[XML-SIG] Problems with "ignorable whitespace" in python's minidom and pulldom !

Thu Mar 11 17:21:40 EST 2004

Hello Andrew,

thanks for your answer. After doing some research on the internet I have found 
out that you are the author of the python pxdom module. How is pxdom compared to 
the standard dom and minidom implementation shipped with python itself ? Can it 
already be used in production environments ? How "fast" is it when parsing 
larger documents ? I have read that the next version 1.1 will also support 
external resource resolution & loading. Does that mean that it can also load 
external xml files linked to the actual xml document by a kind of url ?

regards,

Arno Wilhelm

> Arno Wilhelm <quirxi at aon.at> wrote:
> 
>  > The problem is that minidom seems to interpret these white spaces
>  > as text nodes
> 
> That's correct.
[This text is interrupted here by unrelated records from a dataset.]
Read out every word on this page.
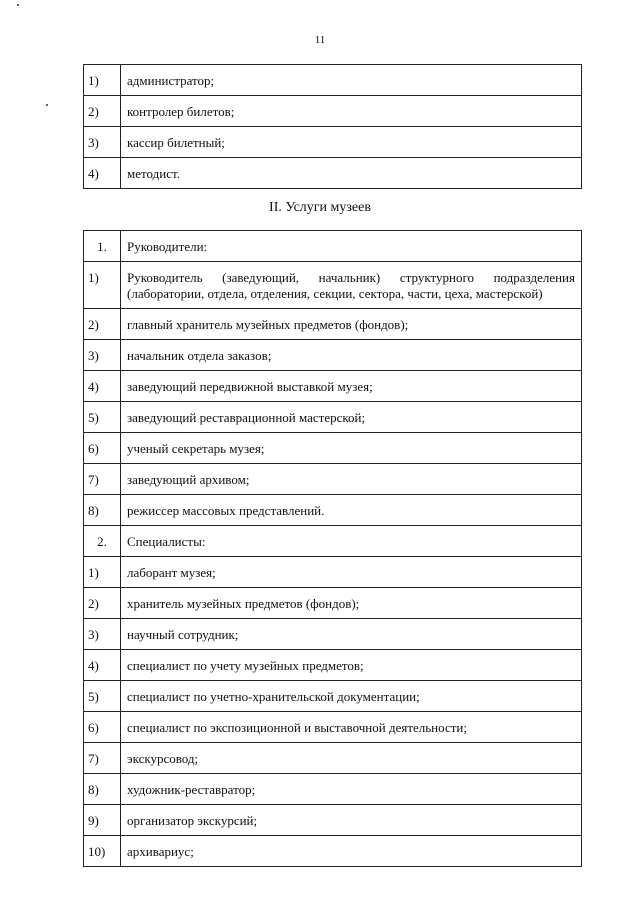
11
1)	администратор;
2)	контролер билетов;
3)	кассир билетный;
4)	методист.
II. Услуги музеев
1.	Руководители:
1)	Руководитель (заведующий, начальник) структурного подразделения (лаборатории, отдела, отделения, секции, сектора, части, цеха, мастерской)
2)	главный хранитель музейных предметов (фондов);
3)	начальник отдела заказов;
4)	заведующий передвижной выставкой музея;
5)	заведующий реставрационной мастерской;
6)	ученый секретарь музея;
7)	заведующий архивом;
8)	режиссер массовых представлений.
2.	Специалисты:
1)	лаборант музея;
2)	хранитель музейных предметов (фондов);
3)	научный сотрудник;
4)	специалист по учету музейных предметов;
5)	специалист по учетно-хранительской документации;
6)	специалист по экспозиционной и выставочной деятельности;
7)	экскурсовод;
8)	художник-реставратор;
9)	организатор экскурсий;
10)	архивариус;
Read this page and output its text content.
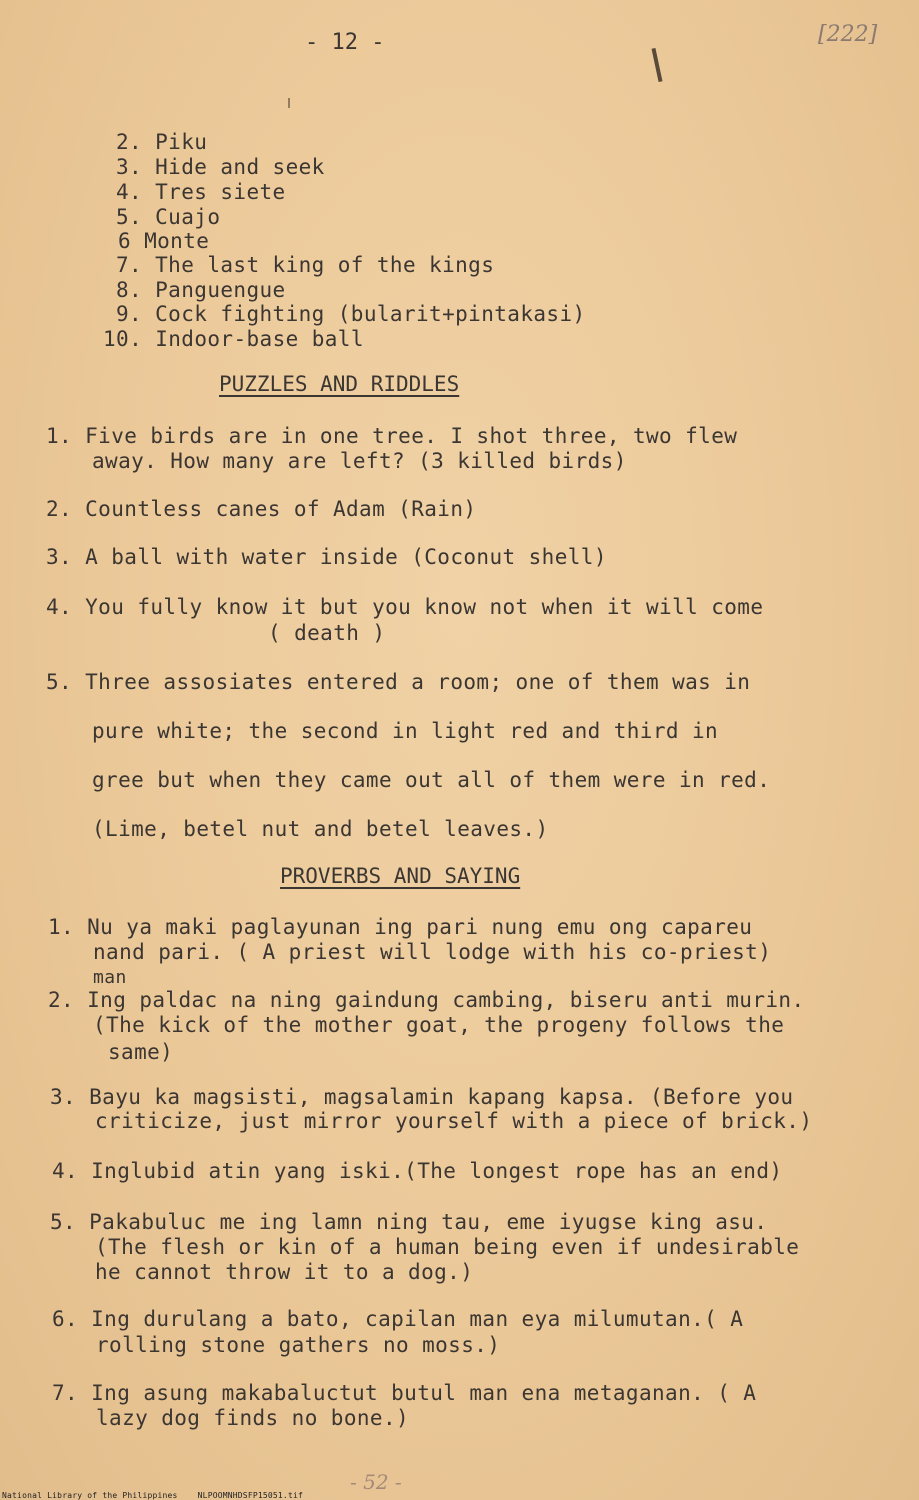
- 12 -	[222]
2. Piku
3. Hide and seek
4. Tres siete
5. Cuajo
6 Monte
7. The last king of the kings
8. Panguengue
9. Cock fighting (bularit+pintakasi)
10. Indoor-base ball
PUZZLES AND RIDDLES
1. Five birds are in one tree. I shot three, two flew
away. How many are left? (3 killed birds)
2. Countless canes of Adam (Rain)
3. A ball with water inside (Coconut shell)
4. You fully know it but you know not when it will come
( death )
5. Three assosiates entered a room; one of them was in
pure white; the second in light red and third in
gree but when they came out all of them were in red.
(Lime, betel nut and betel leaves.)
PROVERBS AND SAYING
1. Nu ya maki paglayunan ing pari nung emu ong capareu
nand pari. ( A priest will lodge with his co-priest)
man
2. Ing paldac na ning gaindung cambing, biseru anti murin.
(The kick of the mother goat, the progeny follows the
same)
3. Bayu ka magsisti, magsalamin kapang kapsa. (Before you
criticize, just mirror yourself with a piece of brick.)
4. Inglubid atin yang iski.(The longest rope has an end)
5. Pakabuluc me ing lamn ning tau, eme iyugse king asu.
(The flesh or kin of a human being even if undesirable
he cannot throw it to a dog.)
6. Ing durulang a bato, capilan man eya milumutan.( A
rolling stone gathers no moss.)
7. Ing asung makabaluctut butul man ena metaganan. ( A
lazy dog finds no bone.)
- 52 -
National Library of the Philippines	NLPOOMNHDSFP15051.tif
That's what the DOM specification says should be done by 
> default.
> 
> In DOM Level 3 Load/Save there is a DOMConfiguration parameter 
> 'element-content-whitespace' which can be used to filter out ignorable 
> whitespace at parse-time. However minidom does not yet support DOM 3 LS.
> 
> (Plug detour:) pxdom does support this, but like minidom it does not 
> (yet) read external entities such as the DTD external subset, so unless 
> you're putting <!ELEMENT> declarations in the internal subset of the 
> <!DOCTYPE> they won't be able to tell which elements contain 'element 
> content'; in this case whitespace is not 'ignorable' by design.
> 
> A workaround - and the only way to do it if you're not using DTDs anyway 
> - is to tell pxdom to assume all undefined elements contain 'element 
> content'. Hence the following example would give you a document free of 
> whitespace nodes:
> 
>   import pxdom
>   doc= pxdom.parse('filename.xml', {
>     'element-content-whitespace': False,
>     'pxdom-assume-element-content': True
>   })
> 
> (End plug detour.)
> 
>  > I cannot know in before how many of these "text nodes" are in
>  > between the real data nodes.
> 
> DOM specifies that the document text nodes will be in 'normal' form 
> after parsing, so you can be sure it'll be 0 or 1, no more. (Unless 
> you're using a *really* old minidom where this may not hold true.)
> 
>  > So I tried to find a way of getting rid of these unwanted text nodes
>  > with this piece of code but that did not help either:
> 
>  > def cleanUpNodes( nodes ):
>  >     for node in nodes.childNodes:
>  >         if node.nodeType == Node.TEXT_NODE:
>  >             node.data = string.strip(node.data)
>  >     nodes.normalize()
> 
> That should work, you'd just need to make it recursive so it does the 
> whole subtree not just the immediate children. Here's another version:
> 
>   def removeWhitespaceNodes(parent):
>     for child in list(parent.childNodes):
>       if child.nodeType==node.TEXT_NODE and node.data.strip()=='':
>         parent.removeChild(child)
>       else:
>         removeWhitespaceNodes(child)
>